Kültür

Düğünde ve Ölümde

Herkesin takıntısı farklı şu hayatta, benimki ise bitkiler… Özellikle kokulu ve mutfakta kullanılabilen bir bitkinin adını duymaya göreyim, peşine takılır gider, bir şekilde edinip yetiştirir ve kullanırım. Onunla da öyle oldu. Tiryaki olmamama rağmen sabah sabah kahve yaptırdı bana. Bu kadar meftunu olmuşken neden hala ortada bir yazı yok derseniz açıklayabilirim. Sadece dikkatim dağınık değil her şey dağınık: Yazılar, fotoğraflar, anılar… “Başlamak bitirmenin yarısıdır,” derler ve bende yarısı bitmiş o kadar çok iş var ki.

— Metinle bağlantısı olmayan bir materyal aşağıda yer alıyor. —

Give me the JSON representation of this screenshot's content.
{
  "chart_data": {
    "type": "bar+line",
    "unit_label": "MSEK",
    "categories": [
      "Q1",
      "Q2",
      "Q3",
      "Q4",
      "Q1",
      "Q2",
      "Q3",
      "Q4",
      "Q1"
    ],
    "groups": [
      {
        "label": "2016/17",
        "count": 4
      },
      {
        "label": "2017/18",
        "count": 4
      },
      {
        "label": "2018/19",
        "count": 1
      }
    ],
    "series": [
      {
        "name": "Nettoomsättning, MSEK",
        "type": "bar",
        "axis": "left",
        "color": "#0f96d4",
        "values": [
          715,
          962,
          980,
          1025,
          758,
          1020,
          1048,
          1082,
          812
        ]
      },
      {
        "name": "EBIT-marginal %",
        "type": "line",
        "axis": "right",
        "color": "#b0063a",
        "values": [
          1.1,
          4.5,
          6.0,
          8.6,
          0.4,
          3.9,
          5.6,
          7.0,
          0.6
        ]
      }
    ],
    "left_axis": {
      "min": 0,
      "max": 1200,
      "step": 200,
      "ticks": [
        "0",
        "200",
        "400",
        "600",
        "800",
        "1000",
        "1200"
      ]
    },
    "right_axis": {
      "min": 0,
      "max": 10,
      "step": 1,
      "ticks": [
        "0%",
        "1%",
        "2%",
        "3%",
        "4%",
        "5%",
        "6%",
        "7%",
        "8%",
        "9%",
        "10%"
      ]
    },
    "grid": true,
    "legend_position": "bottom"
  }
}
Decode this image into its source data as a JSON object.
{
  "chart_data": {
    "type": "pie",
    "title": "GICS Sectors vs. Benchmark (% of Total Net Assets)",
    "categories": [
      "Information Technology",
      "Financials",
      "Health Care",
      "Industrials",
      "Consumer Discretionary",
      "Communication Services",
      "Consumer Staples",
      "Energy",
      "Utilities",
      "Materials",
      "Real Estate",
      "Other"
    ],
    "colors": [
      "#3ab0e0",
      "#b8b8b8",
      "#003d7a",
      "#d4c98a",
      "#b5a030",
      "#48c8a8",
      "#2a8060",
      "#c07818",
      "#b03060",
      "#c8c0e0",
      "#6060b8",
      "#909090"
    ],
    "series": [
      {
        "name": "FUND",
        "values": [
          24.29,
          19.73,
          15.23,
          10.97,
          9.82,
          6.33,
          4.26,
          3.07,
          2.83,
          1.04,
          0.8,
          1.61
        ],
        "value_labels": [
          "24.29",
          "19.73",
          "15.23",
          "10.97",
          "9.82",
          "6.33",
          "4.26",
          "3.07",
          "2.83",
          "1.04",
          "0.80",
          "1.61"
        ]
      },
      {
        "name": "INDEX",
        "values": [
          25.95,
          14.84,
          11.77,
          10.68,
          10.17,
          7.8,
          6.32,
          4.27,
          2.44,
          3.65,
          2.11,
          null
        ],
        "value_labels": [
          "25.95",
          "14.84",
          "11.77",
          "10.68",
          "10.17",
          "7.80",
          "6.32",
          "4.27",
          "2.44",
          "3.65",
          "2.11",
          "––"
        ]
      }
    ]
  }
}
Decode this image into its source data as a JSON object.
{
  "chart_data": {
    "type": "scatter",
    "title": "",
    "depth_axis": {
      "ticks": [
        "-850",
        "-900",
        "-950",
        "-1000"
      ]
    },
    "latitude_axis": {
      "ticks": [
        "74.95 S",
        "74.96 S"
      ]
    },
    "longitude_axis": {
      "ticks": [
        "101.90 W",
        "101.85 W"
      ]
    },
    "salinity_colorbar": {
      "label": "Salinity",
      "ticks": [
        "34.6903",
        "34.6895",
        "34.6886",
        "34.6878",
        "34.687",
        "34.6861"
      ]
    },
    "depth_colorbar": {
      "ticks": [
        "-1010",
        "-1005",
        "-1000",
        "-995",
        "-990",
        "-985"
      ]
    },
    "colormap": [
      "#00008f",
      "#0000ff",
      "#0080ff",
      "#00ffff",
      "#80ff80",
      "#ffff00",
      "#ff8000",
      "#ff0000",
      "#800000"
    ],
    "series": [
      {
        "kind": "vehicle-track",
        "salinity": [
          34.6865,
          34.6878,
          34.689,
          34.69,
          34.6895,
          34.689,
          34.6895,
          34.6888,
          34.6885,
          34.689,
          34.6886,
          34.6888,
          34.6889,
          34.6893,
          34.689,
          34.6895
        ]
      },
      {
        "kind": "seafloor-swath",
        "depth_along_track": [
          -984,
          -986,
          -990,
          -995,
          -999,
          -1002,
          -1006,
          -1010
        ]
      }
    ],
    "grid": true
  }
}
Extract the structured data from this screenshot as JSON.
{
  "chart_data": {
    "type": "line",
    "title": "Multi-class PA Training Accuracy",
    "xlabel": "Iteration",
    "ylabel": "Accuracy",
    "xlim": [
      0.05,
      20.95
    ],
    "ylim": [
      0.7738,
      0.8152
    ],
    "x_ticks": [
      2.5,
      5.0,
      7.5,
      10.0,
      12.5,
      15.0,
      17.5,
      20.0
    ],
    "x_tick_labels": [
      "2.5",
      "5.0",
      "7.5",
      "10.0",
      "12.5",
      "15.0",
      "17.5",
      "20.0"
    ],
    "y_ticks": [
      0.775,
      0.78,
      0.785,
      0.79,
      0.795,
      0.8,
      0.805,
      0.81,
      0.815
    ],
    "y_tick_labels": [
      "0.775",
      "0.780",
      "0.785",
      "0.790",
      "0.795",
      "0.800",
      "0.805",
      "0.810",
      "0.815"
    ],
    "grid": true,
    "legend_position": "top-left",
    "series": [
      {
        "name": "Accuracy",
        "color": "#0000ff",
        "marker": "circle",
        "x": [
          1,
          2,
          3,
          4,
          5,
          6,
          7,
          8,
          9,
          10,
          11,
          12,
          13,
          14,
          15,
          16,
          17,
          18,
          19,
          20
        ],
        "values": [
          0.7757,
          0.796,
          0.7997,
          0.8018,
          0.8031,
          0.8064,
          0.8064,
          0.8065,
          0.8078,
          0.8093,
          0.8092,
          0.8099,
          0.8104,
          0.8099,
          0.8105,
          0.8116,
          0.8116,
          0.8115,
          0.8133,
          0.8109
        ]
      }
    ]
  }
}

Daha önce de gündemime gelmiş, birkaç cümle yazmıştım. Yazıyı düzenlerken ne zaman ve nasıl bahsetmiş olabilirim diye hızlı bir tarama yaptım. “Elimdeki çöp kovasına biraz kum, biraz kül, biraz da çakıl taşı doldurmuş, yolun kenarına atılan sıyrılmış dalların arasından yapraklı birkaç tanesini almaya çalışıyordum. “Abla, abla!” diye sesleniyordu bir erkek. Başımı sese doğru çevirdiğimde yandaki binanın en üst katından bir adam ve yanındaki üç kadının benim ilgimi çekmeye çalıştıklarını gördüm. Adam elinde bir kaç dal bitki, kadınlardan yaşlı ve siyahlara bürünmüş olanı da bir poşet tutuyordu. El kol hareketleriyle dalları poşete koyup aşağıya atacaklarını anlattılar. Adını sorduğumda geleneksel entarileri içindeki genç kadınlardan biri onlara çevirdi. “Za’atar,” dedi adam. “Hayır, Mercanköşk.” dedim. Genç kadın “Kekik,” dedi.” Nerede kullanıyorsunuz, ekmeğe koyuyor musunuz?” diye de ekledim. Aklıma Suriye’de mahalle fırınından alıp yediğim küçük zahterli lahmacun benzeri pidecikler geldi. Şaşırmış, sevinmiş, ekmek diye sorabilmiştim. Adamın rüzgara karışan sözlerinin arasından eliyle çizdiği yuvarlakla “pizza,” ve üzerine yağ sürer gibi bir hareketle ifâde ettiği “pizza” ve “zahter” sözcüklerini seçebildim.” Paylaşımlarımdan biri böyle bir yazıda yer almış. Yanılmamıştım, bizim genellikle kahvaltıda zeytinyağlı ekmek bandığımız,zahter dediğimiz karışımı hazırlamakta kullanıyorlardı.

Origanum syriacum/Wiki

Origanum syriacum/Wiki

Diğer Akdenizli arkadaşları sumak, kimyon hatta melengiçle kol kola girip o güzel lezzetin hazırlanmasında yer alıyorlardı. hem bitkiye hem de bu bitkinin de içinde bulunduğu karışıma Za’atar deniyordu ve  Origanum syriacum (Suriye Kekiği) olarak sınıflandırılıyordu. Mahalle komşularımın verdiklerinden yaşamayı başaran bir dal şimdi balkonumda bir saksıda. İlk kahvemi ondan kopardığım birkaç dalla pişirmiştim ama pek de sevmemiştim.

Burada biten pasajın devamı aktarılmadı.